A certain number of provisions concerning construction and town-planning activities came into force on Dec. 31, 2013. These changes will affect the interests of builders, developers and individuals buying land plots to subsequently develop them.
These provisions include the following:
- Firstly, a key change has been the entry into force as of Dec. 31, 2013, of the provision whereby land plots which are state- or municipally owned will not be granted for construction if there are no land use and development rules (Article 3(14) of Federal Law No. 137-FZ of October 25, 2001 "On the entry of the Land Code into force"). This applies to urban settlements and urban districts, except the federal city of Moscow and the Moscow Region. Such a rule will be introduced for the federal city of Moscow and the Moscow region only as of December 31, 2014.
Therefore, it turns out that as of Dec. 31, 2013, if there are no land use and development rules, for example in some regions (which currently do not have approved land use and development rules), the granting of state- and municipally owned land plots for construction will be denied.
- Secondly, as of Dec. 31, 2013, there is a ban on issuing permits for the construction of capital structures in urban settlements and urban districts if land use and development rules are absent.
According to Article 51(3) of the RF Town-Planning Code, construction permits are not allowed to be issued if there are no land use and development rules, except for construction and reconstruction of properties of federal or regional importance, properties of local importance of municipal districts, and capital structures on land plots to which town-planning regulations do not apply and for which town-planning regulations are not established.
At this time a construction permit is issued even if there are no approved land use and development rules. Also, the coming into force of that provision in urban settlements and urban districts has been postponed more than once, and the deadline for enacting the provision has also been moved. For example, according to Federal Law No. 289-FZ of Dec. 30, 2012, the deadline was again extended to Dec. 31, 2013.
- Another change relates to the innovations as of Dec. 31, 2013 concerning urban settlements
- firstly, as of that date the provisions of Article 9(4) of the RF Town-Planning Code (providing that it is not permitted to adopt a decision to reserve or withdraw a land plot for municipal needs, if the siting of such properties is not provided for by the land-use planning documents) will apply to urban settlements;
- secondly, as of that date the provisions of Article 45(6) of the RF Town-Planning Code concerning the inadmissibility of preparing site planning documentation if the municipal district or settlement does not have a master plan will also apply.
- In conclusion, the time period for submitting land plot urban-development plans for the construction of linear facilities ended on Dec. 31, 2013, and now it will be necessary to have approved site development and site survey plans for those purposes.

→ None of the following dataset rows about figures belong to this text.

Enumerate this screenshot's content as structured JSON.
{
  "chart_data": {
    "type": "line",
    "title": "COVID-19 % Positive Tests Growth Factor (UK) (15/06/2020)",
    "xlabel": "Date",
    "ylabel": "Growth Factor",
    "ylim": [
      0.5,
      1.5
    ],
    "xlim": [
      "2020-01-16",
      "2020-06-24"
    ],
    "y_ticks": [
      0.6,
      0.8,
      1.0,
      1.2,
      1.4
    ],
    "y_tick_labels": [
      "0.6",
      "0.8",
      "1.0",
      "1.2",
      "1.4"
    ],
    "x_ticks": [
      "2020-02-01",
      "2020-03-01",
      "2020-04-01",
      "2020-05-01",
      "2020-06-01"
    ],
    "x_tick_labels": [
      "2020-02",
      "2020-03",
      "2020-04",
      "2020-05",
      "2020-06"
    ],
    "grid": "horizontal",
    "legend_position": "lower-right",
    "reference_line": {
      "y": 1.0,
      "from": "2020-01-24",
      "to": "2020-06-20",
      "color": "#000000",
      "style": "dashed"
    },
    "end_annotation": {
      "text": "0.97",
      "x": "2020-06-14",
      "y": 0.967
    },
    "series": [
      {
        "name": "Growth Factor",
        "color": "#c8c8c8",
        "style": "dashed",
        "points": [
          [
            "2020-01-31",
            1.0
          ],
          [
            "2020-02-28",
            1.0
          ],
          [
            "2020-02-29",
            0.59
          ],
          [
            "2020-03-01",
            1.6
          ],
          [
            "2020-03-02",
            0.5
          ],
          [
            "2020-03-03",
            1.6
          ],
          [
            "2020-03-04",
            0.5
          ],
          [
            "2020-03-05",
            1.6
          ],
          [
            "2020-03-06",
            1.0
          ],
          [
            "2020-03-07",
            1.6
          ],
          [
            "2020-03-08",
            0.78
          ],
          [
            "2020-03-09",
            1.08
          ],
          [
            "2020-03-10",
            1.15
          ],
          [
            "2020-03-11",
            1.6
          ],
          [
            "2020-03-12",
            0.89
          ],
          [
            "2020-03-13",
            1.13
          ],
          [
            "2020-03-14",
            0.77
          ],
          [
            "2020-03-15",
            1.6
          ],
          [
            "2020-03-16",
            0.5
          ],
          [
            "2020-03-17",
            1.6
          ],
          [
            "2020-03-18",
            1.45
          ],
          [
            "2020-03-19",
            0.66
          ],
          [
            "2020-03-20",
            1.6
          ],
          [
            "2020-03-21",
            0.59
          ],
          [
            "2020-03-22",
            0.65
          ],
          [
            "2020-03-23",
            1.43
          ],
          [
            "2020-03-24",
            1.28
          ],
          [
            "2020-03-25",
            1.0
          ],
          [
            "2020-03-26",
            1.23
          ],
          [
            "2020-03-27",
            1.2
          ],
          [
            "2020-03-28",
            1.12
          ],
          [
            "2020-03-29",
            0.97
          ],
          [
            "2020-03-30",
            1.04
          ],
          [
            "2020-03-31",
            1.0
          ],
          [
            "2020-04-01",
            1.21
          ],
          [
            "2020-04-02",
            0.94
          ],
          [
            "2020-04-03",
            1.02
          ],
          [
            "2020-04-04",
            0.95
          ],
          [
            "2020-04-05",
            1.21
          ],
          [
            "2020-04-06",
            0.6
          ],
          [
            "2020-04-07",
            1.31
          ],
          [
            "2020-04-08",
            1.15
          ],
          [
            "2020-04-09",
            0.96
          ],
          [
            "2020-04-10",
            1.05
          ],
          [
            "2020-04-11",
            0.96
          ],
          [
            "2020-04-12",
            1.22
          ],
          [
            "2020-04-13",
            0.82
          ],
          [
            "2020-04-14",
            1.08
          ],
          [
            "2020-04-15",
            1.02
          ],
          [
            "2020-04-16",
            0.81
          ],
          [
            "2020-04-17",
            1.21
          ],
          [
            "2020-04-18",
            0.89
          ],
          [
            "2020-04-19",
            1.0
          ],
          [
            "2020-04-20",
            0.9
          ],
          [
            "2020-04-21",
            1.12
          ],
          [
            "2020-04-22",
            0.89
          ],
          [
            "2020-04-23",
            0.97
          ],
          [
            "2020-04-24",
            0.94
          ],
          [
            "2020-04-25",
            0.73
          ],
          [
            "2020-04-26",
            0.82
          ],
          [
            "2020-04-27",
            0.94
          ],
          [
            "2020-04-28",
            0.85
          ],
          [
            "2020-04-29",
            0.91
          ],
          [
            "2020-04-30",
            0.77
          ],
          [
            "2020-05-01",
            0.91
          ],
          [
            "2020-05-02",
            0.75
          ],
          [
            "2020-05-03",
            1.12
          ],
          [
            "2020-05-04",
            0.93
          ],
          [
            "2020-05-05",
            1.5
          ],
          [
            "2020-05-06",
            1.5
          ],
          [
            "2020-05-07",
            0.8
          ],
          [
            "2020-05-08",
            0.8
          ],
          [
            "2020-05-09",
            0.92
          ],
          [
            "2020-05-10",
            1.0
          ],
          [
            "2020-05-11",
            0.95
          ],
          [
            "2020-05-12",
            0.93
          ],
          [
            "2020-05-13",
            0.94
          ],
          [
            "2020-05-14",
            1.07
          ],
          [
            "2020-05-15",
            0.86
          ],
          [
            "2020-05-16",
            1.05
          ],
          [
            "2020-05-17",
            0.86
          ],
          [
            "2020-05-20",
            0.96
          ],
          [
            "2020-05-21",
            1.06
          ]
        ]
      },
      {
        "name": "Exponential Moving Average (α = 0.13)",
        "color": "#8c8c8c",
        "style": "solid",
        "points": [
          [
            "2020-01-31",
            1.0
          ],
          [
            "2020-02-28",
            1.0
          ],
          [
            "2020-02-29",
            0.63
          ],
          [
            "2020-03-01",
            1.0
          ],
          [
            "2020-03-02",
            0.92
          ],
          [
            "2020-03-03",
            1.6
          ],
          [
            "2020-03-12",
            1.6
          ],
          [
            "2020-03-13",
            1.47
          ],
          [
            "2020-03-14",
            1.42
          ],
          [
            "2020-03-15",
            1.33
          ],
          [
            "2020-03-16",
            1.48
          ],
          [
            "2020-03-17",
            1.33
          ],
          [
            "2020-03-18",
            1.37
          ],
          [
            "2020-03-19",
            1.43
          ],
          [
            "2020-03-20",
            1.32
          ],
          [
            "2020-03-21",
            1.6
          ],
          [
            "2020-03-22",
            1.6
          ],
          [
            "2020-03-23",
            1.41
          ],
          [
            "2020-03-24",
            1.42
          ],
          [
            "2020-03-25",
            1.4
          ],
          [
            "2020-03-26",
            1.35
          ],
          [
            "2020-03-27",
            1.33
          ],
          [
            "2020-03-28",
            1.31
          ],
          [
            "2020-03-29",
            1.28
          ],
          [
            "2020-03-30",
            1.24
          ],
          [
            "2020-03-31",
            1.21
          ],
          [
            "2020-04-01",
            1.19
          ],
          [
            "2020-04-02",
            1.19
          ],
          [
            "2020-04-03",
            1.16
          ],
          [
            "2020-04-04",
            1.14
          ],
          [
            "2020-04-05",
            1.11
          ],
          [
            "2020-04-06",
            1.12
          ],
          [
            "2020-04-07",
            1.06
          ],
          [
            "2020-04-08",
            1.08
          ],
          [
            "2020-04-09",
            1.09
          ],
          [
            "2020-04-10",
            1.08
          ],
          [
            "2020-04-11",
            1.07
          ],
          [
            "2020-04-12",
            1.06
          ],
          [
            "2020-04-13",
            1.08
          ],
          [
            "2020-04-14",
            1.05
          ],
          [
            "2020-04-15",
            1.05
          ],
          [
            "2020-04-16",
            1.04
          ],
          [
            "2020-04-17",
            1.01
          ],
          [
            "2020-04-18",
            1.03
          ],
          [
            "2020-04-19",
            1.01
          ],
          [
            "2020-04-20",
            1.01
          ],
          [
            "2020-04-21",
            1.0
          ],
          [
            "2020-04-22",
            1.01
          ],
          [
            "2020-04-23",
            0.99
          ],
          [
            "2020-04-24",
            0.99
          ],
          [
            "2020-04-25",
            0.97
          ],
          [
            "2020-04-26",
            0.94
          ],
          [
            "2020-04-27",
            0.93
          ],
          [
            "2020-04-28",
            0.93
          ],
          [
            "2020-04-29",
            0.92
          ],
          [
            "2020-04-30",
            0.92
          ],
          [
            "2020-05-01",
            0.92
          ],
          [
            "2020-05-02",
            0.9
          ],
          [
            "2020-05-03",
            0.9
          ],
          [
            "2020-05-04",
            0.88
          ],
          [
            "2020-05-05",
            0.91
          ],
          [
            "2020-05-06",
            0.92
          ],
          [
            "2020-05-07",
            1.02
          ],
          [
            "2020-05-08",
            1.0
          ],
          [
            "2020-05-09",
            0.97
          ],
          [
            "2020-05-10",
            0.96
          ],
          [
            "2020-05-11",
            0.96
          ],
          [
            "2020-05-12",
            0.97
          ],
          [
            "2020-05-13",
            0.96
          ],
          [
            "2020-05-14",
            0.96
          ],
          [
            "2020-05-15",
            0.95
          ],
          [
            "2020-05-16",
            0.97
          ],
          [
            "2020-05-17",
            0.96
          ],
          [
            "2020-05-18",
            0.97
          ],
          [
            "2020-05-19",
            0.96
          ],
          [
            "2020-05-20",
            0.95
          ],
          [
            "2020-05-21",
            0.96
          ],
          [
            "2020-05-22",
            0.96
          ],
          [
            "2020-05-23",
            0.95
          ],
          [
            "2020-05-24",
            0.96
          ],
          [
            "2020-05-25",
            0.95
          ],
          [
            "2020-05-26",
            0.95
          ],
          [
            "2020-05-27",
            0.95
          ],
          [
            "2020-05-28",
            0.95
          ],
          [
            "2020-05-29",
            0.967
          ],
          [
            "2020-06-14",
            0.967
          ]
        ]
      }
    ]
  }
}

It should be noted that, on the one hand, the coming into force of these provisions is intended primarily to later enact all of the provisions of the Town-Planning Code, and to make application of the Town-Planning Code uniform across Russia. In addition, enacting the regulations described here as of Dec. 31, 2013, will help to make the requirements of the Town-Planning Code consistent with their practical implementation as quickly as possible. On the other hand, not all Russian Federation subjects have land use and development rules. For example, in a number of urban settlements and urban districts where there are currently no land use and development rules, the authorities' inability to grant a land plot for construction and/or issue a construction permit due to the ban which has been introduced will result in reduced development and construction, which will mean reduced supply and increased demand on the real estate market and, as a result, possible price increases.